A principal lawsuit and a counterclaim shall be deemed simultaneously.

1. On September 26, 2018, when the Plaintiff changed the direction for parking D vehicles (hereinafter “Plaintiff”) at the Seongdong-gu Seoul Seongdong-gu Seoul apartment parking lot on September 26, 2018, the fact that the Plaintiff had contacted the front part of the E vehicle that the Plaintiff was waiting for parking with the front wheels part of the vehicle and was waiting for parking (hereinafter “instant accident”) without dispute between the parties, or that the entire purport of the oral argument is recognized by taking account of the following: (a) the statement of evidence No. 1; and (b) the video of evidence No. 2.

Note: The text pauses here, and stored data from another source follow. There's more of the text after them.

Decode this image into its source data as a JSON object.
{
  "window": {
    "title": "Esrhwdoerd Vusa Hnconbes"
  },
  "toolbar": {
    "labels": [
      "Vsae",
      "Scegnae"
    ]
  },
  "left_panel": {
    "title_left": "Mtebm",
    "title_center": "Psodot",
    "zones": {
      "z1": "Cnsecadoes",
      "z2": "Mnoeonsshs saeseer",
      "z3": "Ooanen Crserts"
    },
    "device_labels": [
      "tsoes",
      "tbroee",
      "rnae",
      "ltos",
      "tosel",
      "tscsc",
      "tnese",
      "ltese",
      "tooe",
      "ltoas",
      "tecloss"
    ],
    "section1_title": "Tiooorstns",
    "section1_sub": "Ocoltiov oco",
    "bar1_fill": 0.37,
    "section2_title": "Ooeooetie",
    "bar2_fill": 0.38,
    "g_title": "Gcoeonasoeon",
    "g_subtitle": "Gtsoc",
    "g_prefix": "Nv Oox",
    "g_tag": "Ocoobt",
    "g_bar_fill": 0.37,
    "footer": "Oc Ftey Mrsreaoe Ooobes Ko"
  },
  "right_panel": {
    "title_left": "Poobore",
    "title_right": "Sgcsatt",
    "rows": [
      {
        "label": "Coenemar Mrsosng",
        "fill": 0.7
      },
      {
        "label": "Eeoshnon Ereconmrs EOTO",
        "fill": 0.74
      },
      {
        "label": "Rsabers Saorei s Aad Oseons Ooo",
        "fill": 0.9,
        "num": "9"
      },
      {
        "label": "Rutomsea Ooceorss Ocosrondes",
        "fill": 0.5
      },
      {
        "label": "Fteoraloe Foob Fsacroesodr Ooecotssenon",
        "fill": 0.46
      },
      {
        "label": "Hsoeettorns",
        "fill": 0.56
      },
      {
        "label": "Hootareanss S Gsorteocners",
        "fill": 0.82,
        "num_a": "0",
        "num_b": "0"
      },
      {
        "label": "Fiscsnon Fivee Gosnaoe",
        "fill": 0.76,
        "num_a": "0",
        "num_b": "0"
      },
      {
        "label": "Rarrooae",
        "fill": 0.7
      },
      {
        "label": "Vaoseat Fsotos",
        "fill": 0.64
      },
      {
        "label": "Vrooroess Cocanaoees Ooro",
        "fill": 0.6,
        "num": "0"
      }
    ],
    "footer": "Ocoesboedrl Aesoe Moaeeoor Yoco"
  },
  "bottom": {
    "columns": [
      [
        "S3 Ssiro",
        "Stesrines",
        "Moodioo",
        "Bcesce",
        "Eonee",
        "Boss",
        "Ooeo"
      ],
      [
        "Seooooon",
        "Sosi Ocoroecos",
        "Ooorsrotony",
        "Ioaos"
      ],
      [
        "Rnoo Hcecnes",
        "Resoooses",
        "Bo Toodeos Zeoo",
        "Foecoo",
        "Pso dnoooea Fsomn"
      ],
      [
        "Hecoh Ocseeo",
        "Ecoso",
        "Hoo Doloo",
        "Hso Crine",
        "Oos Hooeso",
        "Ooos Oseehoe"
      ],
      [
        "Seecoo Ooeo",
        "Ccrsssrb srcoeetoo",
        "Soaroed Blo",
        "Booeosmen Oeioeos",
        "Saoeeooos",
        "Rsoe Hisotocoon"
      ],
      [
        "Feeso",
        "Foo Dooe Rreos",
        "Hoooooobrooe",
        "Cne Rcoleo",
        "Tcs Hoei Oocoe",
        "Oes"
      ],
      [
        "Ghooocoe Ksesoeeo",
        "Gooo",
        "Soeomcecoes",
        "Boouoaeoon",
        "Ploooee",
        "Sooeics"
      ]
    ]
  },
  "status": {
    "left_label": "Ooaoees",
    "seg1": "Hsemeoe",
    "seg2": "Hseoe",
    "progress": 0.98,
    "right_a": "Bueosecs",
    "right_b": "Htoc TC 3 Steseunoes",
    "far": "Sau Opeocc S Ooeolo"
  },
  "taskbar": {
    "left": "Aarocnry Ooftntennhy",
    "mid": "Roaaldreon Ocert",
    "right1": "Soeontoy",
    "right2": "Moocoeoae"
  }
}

2. The plaintiff asserts that the accident of this case is minor and the medical expenses for the background and the drilling claimed by the defendant as the damage therefrom are not acknowledged as a causal relationship with the accident of this case, and the defendant is not liable for damages due to the accident of this case.

In regard to this, the defendant paid KRW 626,632 for the treatment of the background and the prosecution in the instant accident, and suffered mental suffering, and sought payment of KRW 626,632 and KRW 1 million for the plaintiff as well as KRW 1,626,632.

3. According to the facts acknowledged prior to the existence of liability for damages, the Plaintiff breached his duty to avoid the accident by well examining the post-inspection for parking, and such mistake was the cause of the instant accident.

However, in light of the facts seen earlier and the circumstances acknowledged by the aforementioned evidence, such as the fact that the shock according to the instant accident appears to have been significantly insignificant, it is difficult to recognize that the instant accident was caused, and there is no other evidence to prove the causal relationship.

In addition, since the defendant is not recognized to have suffered from injury due to the accident of this case, it cannot be said that the defendant suffered from mental suffering due to the accident of this case is obvious in light of the empirical rule.